WordPress Gutenberg Update: What you need to know
The Gutenberg Update is a new way to edit your content on the WordPress platform. Named after the creator of the world’s first printing press, the Gutenberg update is set to make a huge impact on the way that we build in WordPress. It is a global update that has been designed to make the visual editor as easy as possible to use, especially for beginners, by creating a block-based editing suite. Whether you appreciate it or you are a skeptic, the Gutenberg update is causing waves in the WordPress community. Below, we’ve taken a look at this new update and listed what you really need to know.
How is Gutenberg different from the current way of editing in WordPress?
Currently, the WordPress editor revolves around an existing knowledge of shortcodes and HTML. On previous versions of the platform, your content existed inside one HTML file, and updates and changes were done via coding shortcodes and embeds etc. Editors were required to have a good understanding of coding to create passable sites in WordPress.
The Gutenberg update seeks to replace this with a building block system that allows editors to add more advanced features and options with ease.
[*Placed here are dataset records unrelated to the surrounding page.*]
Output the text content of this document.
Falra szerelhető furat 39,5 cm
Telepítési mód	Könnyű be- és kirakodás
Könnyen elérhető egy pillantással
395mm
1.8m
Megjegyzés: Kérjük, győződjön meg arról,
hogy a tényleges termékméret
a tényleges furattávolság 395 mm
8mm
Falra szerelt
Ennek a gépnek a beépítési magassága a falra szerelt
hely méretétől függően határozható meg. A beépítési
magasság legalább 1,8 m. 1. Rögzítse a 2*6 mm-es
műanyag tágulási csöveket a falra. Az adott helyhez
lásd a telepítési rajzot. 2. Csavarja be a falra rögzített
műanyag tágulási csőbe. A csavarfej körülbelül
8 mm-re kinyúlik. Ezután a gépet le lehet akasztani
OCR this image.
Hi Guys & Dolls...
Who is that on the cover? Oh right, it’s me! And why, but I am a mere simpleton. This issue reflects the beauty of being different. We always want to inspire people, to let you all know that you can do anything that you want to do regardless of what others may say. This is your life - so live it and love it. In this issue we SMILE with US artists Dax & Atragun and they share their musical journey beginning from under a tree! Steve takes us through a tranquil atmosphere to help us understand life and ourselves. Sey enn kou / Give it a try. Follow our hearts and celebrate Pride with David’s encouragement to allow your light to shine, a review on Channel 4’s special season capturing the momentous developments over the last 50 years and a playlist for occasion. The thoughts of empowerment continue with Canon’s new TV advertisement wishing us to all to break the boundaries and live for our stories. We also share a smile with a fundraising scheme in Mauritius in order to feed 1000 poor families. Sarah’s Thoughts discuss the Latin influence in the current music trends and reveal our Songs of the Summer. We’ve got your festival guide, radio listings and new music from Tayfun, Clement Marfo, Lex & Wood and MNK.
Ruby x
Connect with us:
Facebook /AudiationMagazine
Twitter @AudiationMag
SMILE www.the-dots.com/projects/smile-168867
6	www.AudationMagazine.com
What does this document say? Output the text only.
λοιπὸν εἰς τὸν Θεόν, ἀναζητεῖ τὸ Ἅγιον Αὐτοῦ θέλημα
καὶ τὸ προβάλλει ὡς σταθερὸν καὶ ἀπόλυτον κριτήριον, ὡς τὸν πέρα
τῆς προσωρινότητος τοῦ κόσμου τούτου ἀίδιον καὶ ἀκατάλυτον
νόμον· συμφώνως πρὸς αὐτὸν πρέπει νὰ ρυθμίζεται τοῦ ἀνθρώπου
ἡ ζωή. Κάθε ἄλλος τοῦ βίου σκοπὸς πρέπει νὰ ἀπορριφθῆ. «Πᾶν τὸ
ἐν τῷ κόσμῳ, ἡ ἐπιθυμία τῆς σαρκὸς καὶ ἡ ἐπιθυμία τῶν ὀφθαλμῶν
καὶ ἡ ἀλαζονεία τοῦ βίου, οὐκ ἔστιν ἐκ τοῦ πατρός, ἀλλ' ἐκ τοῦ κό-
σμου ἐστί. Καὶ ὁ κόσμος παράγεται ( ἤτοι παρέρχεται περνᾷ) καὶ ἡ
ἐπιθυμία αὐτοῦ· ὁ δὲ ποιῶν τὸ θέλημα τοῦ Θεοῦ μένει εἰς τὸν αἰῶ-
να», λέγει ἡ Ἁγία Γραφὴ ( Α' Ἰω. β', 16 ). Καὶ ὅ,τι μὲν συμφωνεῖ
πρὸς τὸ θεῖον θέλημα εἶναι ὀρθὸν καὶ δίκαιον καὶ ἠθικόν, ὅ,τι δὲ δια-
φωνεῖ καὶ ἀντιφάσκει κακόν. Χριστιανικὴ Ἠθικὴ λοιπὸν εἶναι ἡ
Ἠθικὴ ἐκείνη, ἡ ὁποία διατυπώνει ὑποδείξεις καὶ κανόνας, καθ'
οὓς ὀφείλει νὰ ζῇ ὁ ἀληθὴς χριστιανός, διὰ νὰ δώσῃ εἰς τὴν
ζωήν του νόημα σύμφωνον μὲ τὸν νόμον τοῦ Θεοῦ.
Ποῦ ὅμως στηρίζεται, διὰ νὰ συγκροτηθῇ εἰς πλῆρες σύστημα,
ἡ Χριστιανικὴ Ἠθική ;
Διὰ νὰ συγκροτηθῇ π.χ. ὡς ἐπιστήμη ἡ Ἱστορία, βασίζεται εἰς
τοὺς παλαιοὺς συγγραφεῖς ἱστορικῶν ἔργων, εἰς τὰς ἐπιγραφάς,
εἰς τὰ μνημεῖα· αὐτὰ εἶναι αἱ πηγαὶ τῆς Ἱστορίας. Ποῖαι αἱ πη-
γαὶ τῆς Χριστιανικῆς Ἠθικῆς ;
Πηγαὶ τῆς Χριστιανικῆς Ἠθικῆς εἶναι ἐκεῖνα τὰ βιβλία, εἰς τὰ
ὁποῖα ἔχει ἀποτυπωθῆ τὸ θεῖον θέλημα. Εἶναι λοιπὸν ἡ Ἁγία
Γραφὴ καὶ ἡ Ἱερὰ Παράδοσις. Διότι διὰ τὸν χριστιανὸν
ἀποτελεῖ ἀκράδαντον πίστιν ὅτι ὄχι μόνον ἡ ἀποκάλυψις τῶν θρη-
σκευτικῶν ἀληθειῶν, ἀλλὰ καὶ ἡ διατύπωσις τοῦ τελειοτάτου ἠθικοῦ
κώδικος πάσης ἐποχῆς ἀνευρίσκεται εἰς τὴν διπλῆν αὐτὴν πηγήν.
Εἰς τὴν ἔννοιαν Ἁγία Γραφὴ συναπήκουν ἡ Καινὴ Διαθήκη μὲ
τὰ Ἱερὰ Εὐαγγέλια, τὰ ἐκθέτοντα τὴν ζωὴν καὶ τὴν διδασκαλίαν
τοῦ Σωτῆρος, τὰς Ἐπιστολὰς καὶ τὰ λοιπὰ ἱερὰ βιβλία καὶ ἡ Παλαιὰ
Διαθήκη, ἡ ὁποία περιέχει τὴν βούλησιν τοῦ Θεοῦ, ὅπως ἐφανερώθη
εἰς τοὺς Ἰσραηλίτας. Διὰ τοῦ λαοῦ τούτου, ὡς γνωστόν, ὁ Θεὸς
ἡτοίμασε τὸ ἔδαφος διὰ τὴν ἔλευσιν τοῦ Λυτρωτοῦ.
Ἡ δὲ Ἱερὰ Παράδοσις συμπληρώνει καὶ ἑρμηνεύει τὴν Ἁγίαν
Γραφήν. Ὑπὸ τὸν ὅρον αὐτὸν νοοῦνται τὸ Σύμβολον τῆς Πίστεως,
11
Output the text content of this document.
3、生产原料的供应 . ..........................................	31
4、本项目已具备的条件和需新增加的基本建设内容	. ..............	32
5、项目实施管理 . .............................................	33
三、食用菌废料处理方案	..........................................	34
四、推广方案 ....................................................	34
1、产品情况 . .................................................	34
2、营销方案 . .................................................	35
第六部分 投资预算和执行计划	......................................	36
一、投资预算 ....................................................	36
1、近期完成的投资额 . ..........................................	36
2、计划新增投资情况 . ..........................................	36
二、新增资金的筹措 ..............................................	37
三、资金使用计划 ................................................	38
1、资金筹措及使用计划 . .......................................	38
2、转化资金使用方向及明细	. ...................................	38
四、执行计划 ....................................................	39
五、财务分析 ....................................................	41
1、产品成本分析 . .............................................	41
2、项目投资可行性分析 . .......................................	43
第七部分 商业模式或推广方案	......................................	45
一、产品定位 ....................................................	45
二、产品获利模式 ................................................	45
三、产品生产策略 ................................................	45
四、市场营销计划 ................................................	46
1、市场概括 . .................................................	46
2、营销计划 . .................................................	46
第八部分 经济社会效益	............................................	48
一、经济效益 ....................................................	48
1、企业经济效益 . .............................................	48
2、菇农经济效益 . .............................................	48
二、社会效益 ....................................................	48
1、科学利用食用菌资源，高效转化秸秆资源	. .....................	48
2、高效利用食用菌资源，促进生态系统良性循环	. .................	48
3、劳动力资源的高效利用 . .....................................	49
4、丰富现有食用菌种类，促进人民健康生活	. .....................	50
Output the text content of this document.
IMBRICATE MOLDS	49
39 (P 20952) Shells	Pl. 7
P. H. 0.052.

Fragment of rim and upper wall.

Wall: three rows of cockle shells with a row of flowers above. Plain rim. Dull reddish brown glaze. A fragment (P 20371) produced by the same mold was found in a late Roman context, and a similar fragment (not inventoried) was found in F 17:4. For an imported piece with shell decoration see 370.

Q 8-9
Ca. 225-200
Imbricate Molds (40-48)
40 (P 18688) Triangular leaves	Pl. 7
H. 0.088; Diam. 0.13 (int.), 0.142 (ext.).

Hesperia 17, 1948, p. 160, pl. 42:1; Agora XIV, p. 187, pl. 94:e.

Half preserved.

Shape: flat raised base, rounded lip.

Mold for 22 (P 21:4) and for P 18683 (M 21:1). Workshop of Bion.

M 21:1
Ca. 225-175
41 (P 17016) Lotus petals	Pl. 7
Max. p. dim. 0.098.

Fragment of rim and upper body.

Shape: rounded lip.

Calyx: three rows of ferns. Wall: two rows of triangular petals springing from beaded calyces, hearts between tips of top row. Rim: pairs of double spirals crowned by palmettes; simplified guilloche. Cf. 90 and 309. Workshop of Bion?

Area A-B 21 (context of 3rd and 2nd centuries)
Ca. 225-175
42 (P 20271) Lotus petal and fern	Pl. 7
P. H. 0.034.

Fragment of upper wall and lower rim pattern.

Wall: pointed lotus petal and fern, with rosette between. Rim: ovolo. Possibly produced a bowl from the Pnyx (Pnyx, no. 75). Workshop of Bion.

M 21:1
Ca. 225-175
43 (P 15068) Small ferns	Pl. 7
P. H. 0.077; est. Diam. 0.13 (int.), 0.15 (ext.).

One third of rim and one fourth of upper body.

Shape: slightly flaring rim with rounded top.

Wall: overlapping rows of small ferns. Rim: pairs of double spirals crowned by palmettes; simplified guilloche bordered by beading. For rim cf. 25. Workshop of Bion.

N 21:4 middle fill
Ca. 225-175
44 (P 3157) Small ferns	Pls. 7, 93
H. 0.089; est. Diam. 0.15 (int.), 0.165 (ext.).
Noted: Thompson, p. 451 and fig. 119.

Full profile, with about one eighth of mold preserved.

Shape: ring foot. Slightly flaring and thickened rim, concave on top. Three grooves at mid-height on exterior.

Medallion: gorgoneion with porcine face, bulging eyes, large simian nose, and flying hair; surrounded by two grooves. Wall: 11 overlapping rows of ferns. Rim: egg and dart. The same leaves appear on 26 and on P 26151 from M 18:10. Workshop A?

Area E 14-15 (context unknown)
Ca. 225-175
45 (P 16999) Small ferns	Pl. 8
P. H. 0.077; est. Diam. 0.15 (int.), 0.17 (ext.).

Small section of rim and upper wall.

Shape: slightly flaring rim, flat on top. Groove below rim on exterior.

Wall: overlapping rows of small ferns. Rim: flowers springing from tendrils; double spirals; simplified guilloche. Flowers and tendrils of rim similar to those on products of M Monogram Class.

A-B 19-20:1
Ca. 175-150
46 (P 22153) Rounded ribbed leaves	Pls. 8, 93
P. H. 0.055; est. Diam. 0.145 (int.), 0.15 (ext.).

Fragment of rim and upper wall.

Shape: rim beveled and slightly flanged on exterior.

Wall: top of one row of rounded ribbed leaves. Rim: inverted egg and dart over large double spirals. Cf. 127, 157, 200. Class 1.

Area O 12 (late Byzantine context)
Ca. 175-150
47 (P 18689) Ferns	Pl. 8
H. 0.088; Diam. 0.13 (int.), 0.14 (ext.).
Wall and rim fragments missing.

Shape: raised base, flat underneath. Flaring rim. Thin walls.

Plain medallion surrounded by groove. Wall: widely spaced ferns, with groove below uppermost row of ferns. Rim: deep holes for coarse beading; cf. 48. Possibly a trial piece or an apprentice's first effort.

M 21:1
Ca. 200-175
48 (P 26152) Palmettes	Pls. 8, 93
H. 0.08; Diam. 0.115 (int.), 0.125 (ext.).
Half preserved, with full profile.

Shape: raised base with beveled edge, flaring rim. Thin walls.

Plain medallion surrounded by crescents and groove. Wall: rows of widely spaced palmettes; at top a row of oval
This block system is similar to the page builder system as it gives personalized tool kit with the building blocks to create a functional and superior website. Users can also create their own personalised blocks and save and reuse them for future projects.
The Gutenberg update was designed to simplify the building process and common formatting elements such as shortcodes, plugins and widgets. Ultimately, it is designed in the hopes that it will allow builders an easy way to insert rich content into WordPress.
Where has this update come from?
The Gutenberg update is a competitive reaction to Wordpress competitors Wix and Squarespace. Their growing popularity and ease of access make them a big draw for website building and coding beginners. Skeptics of the update have suggested that it is a direct answer to Wordpress’ less specialised competitors and is an injustice to what the platform is really capable of. Although it faces some criticism, the update is still in it’s testing phase and has time to debug the system.
It seems that the Gutenberg update has great intentions around improving the building process. It is rooted in a desire to provide a baseline platform for all creators to use, regardless of experience or knowledge. Of course, more experienced WordPress users and builders can utilise the update to make their building process quicker and more convenient.